Codex



I'm busy reading (or audiobooking) The Name of The Rose by Umberto Eco, and it's just as good as I had hoped it would be. (Much better than the movie, which I also enjoyed.) It's all about 13th-century monks and books and weird stuff... and that's had me thinking about the creepy Codex Gigas.

The Codex Gigas is an enormous 13th-century manuscript (like, a metre tall), with beautiful script...



... and fine illumination ...



... and it carries on like that through page after page of Old Testament, New Testament, Josephus's Antiquities, Isidore of Seville's Etymologiae, a necrologium...



... until, out of nowhere, on page 290, it has a massive cartoon picture of a snarling green devil man.



Spooky.

Spookier still, its script is entirely uniform, and it appears to be the work of a single hand – even though it would have taken 30 years to write.

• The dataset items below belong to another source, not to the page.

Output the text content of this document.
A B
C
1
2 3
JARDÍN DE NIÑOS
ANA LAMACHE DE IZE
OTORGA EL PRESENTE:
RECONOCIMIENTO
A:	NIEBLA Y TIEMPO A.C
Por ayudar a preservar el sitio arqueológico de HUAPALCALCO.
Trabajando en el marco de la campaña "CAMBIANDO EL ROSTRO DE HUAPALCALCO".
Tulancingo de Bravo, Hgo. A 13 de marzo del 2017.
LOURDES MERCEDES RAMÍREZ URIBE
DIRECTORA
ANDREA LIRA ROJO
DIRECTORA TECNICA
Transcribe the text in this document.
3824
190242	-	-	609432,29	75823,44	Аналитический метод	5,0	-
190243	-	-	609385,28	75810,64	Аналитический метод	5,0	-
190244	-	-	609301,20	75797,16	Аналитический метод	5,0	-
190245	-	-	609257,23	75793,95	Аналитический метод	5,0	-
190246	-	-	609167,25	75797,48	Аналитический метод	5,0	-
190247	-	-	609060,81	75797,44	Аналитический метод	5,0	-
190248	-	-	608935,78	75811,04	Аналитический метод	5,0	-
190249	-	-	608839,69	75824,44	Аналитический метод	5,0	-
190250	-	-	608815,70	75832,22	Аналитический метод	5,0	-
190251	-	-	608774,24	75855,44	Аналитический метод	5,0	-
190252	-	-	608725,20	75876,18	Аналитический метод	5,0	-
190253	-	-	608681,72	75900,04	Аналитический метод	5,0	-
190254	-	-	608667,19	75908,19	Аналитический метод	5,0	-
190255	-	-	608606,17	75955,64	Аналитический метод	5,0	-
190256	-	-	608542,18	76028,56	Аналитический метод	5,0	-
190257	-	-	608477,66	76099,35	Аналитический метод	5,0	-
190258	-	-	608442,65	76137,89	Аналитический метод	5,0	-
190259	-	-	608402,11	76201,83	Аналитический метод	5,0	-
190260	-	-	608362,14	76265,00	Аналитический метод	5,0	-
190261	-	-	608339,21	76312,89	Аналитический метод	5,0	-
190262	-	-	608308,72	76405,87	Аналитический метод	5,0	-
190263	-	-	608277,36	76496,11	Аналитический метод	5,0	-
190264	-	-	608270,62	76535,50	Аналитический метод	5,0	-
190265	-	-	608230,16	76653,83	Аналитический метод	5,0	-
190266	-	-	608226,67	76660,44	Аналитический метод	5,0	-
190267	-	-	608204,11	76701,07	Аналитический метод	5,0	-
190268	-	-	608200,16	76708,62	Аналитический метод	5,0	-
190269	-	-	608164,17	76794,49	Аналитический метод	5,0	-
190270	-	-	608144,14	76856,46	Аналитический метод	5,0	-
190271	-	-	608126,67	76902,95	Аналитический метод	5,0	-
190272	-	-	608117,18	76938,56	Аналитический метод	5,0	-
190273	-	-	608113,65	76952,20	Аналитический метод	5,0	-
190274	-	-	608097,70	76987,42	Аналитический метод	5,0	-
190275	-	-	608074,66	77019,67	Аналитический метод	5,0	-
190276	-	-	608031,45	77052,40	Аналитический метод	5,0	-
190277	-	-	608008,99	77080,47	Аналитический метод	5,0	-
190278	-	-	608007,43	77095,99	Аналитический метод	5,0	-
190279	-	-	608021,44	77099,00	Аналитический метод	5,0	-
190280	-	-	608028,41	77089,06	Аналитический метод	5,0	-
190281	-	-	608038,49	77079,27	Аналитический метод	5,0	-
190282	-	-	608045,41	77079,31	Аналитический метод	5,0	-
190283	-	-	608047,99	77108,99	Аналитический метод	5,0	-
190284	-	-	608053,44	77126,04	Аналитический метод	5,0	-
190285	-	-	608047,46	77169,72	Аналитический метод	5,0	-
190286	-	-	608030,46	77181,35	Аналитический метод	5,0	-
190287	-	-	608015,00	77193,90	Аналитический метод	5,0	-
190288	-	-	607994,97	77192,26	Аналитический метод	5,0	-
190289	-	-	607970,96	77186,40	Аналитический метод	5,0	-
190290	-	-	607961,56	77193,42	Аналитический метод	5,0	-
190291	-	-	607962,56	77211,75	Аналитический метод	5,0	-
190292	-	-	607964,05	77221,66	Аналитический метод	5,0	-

The legend goes that the monk had broken his vows, and was sentenced to be walled up alive. In order to gain indulgence/forgiveness, he vowed to write, in one single night, a book containing all human knowledge.

Around midnight he realised he could not complete the work alone, so he make a Faustian pact with the Devil, asking the Prince of Darkness to complete the book in exchange for his soul.

[Please insert your own creaking door and ghostly howls here. And also please imagine me telling the story with a flashlight shining up from under my chin.]